Why do so many people opt for two passports?

The most obvious benefit of dual citizenship is the ability to live and vote in both countries, without having to give up any rights in either.

These numbers pertain only to those living permanently in Geneva— that is, they don’t include the 90,000 cross-border commuters employed in the canton.

This is what we know about these bi-nationals

Not surprisingly, given Geneva’s proximity to France and its linguistic similarity, most bi-nationals living in the canton — 27 percent — are also French citizens, according to the Cantonal Statistics Office (OCSTAT).

They are followed by Italians (17 percent), and Spanish and Portuguese (both 9 percent).

Birth versus naturalisation

Being born in Switzerland doesn’t mean the person is automatically Swiss.

If their parents were born abroad and hold only foreign passports, a person will not obtain Swiss citizenship by birth. 

Even though they have lived their entire lives in Switzerland, they have the same nationality as their parents and will continue to be considered as foreigners – until and unless they become naturalised.

In Geneva’s case, 63 percent of bi-nationals were naturalised, while 37 percent have had Swiss nationality from birth and obtained a second one later, according to OCSTAT.
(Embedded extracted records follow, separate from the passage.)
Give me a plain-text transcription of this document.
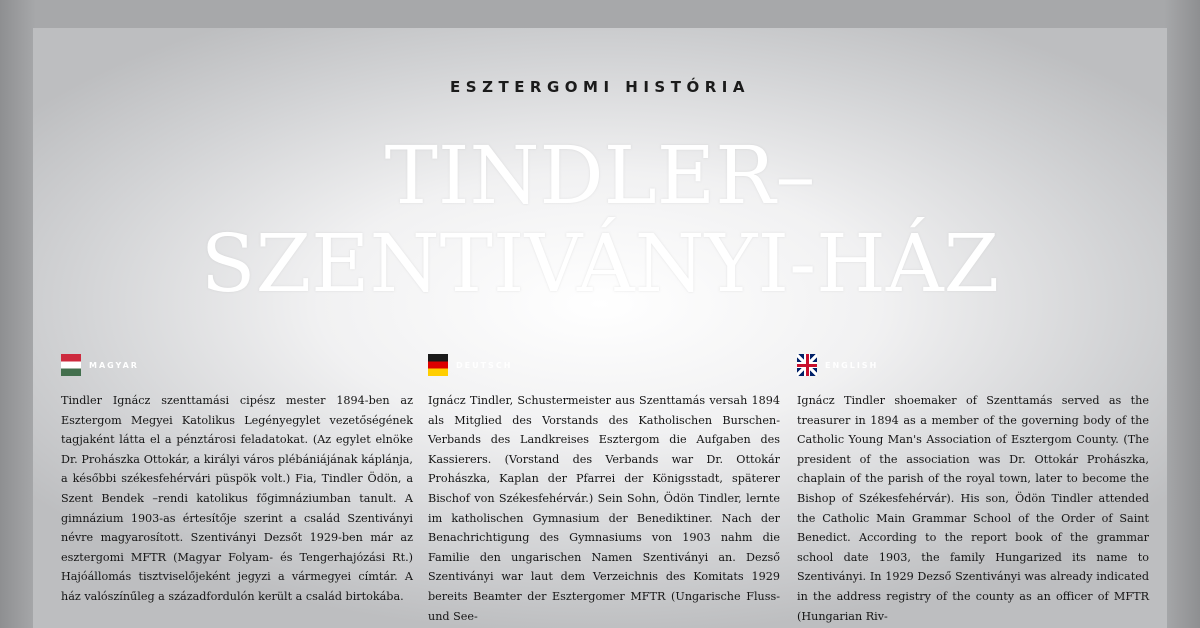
ESZTERGOMI HISTÓRIA
TINDLER–
SZENTIVÁNYI-HÁZ
MAGYAR
Tindler Ignácz szenttamási cipész mester 1894-ben az Esztergom Megyei Katolikus Legényegylet vezetőségének tagjaként látta el a pénztárosi feladatokat. (Az egylet elnöke Dr. Prohászka Ottokár, a királyi város plébániájának káplánja, a későbbi székesfehérvári püspök volt.) Fia, Tindler Ödön, a Szent Bendek –rendi katolikus főgimnáziumban tanult. A gimnázium 1903-as értesítője szerint a család Szentiványi névre magyarosított. Szentiványi Dezsőt 1929-ben már az esztergomi MFTR (Magyar Folyam- és Tengerhajózási Rt.) Hajóállomás tisztviselőjeként jegyzi a vármegyei címtár. A ház valószínűleg a századfordulón került a család birtokába.
DEUTSCH
Ignácz Tindler, Schustermeister aus Szenttamás versah 1894 als Mitglied des Vorstands des Katholischen Burschen-Verbands des Landkreises Esztergom die Aufgaben des Kassierers. (Vorstand des Verbands war Dr. Ottokár Prohászka, Kaplan der Pfarrei der Königsstadt, späterer Bischof von Székesfehérvár.) Sein Sohn, Ödön Tindler, lernte im katholischen Gymnasium der Benediktiner. Nach der Benachrichtigung des Gymnasiums von 1903 nahm die Familie den ungarischen Namen Szentiványi an. Dezső Szentiványi war laut dem Verzeichnis des Komitats 1929 bereits Beamter der Esztergomer MFTR (Ungarische Fluss- und See-
ENGLISH
Ignácz Tindler shoemaker of Szenttamás served as the treasurer in 1894 as a member of the governing body of the Catholic Young Man's Association of Esztergom County. (The president of the association was Dr. Ottokár Prohászka, chaplain of the parish of the royal town, later to become the Bishop of Székesfehérvár). His son, Ödön Tindler attended the Catholic Main Grammar School of the Order of Saint Benedict. According to the report book of the grammar school date 1903, the family Hungarized its name to Szentiványi. In 1929 Dezső Szentiványi was already indicated in the address registry of the county as an officer of MFTR (Hungarian Riv-
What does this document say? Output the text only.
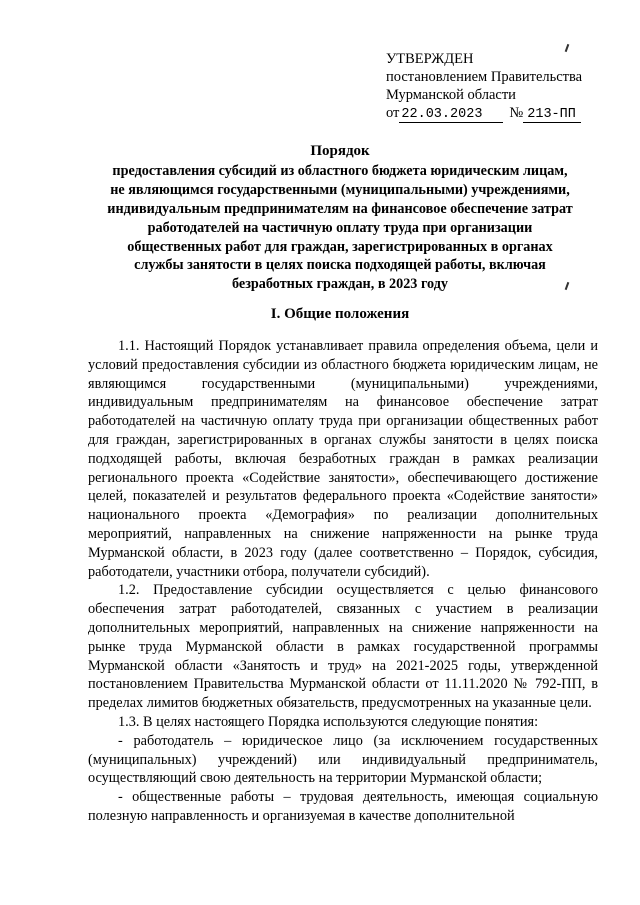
УТВЕРЖДЕН
постановлением Правительства
Мурманской области
от 22.03.2023	№ 213-ПП
Порядок
предоставления субсидий из областного бюджета юридическим лицам,
не являющимся государственными (муниципальными) учреждениями,
индивидуальным предпринимателям на финансовое обеспечение затрат
работодателей на частичную оплату труда при организации
общественных работ для граждан, зарегистрированных в органах
службы занятости в целях поиска подходящей работы, включая
безработных граждан, в 2023 году
I. Общие положения

1.1. Настоящий Порядок устанавливает правила определения объема, цели и условий предоставления субсидии из областного бюджета юридическим лицам, не являющимся государственными (муниципальными) учреждениями, индивидуальным предпринимателям на финансовое обеспечение затрат работодателей на частичную оплату труда при организации общественных работ для граждан, зарегистрированных в органах службы занятости в целях поиска подходящей работы, включая безработных граждан в рамках реализации регионального проекта «Содействие занятости», обеспечивающего достижение целей, показателей и результатов федерального проекта «Содействие занятости» национального проекта «Демография» по реализации дополнительных мероприятий, направленных на снижение напряженности на рынке труда Мурманской области, в 2023 году (далее соответственно – Порядок, субсидия, работодатели, участники отбора, получатели субсидий).

1.2. Предоставление субсидии осуществляется с целью финансового обеспечения затрат работодателей, связанных с участием в реализации дополнительных мероприятий, направленных на снижение напряженности на рынке труда Мурманской области в рамках государственной программы Мурманской области «Занятость и труд» на 2021-2025 годы, утвержденной постановлением Правительства Мурманской области от 11.11.2020 № 792-ПП, в пределах лимитов бюджетных обязательств, предусмотренных на указанные цели.

1.3. В целях настоящего Порядка используются следующие понятия:

- работодатель – юридическое лицо (за исключением государственных (муниципальных) учреждений) или индивидуальный предприниматель, осуществляющий свою деятельность на территории Мурманской области;

- общественные работы – трудовая деятельность, имеющая социальную полезную направленность и организуемая в качестве дополнительной
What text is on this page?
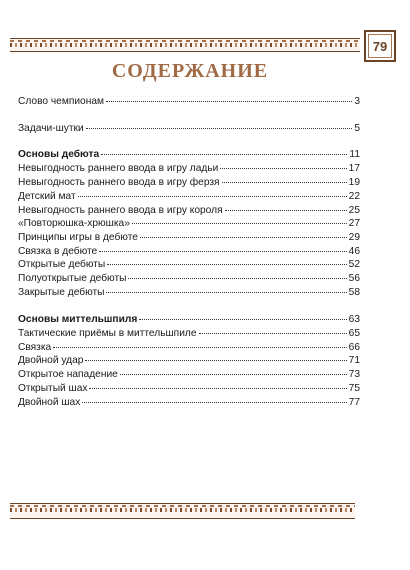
79
СОДЕРЖАНИЕ
Слово чемпионам	3
Задачи-шутки	5
Основы дебюта	11
Невыгодность раннего ввода в игру ладьи	17
Невыгодность раннего ввода в игру ферзя	19
Детский мат	22
Невыгодность раннего ввода в игру короля	25
«Повторюшка-хрюшка»	27
Принципы игры в дебюте	29
Связка в дебюте	46
Открытые дебюты	52
Полуоткрытые дебюты	56
Закрытые дебюты	58
Основы миттельшпиля	63
Тактические приёмы в миттельшпиле	65
Связка	66
Двойной удар	71
Открытое нападение	73
Открытый шах	75
Двойной шах	77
READ MORE: Have your say: Tell us about getting citizenship in Switzerland

The French in Geneva stand out for their high proportion of dual nationals by birth (60 percent). For Italians and Spanish, the shares of dual nationals by birth are 38 percent and 34 percent, respectively.

The Portuguese were the last to immigrate to the canton, so the number of dual nationals by birth in this community is only 10 percent. The same is true for other countries of recent immigration.

How does Geneva compare with the rest of Switzerland?

As the chart above shows, at 46 percent, Geneva has the largest proportion of dual nationals.

Vaud is next (30 percent), followed by Ticino (28 percent), Basel-City (25 percent) and Zurich (23 percent).

Nationwide, Italians make up the bulk of dual nationals (23 percent), ahead of the French (12 percent), and Germans (8 percent).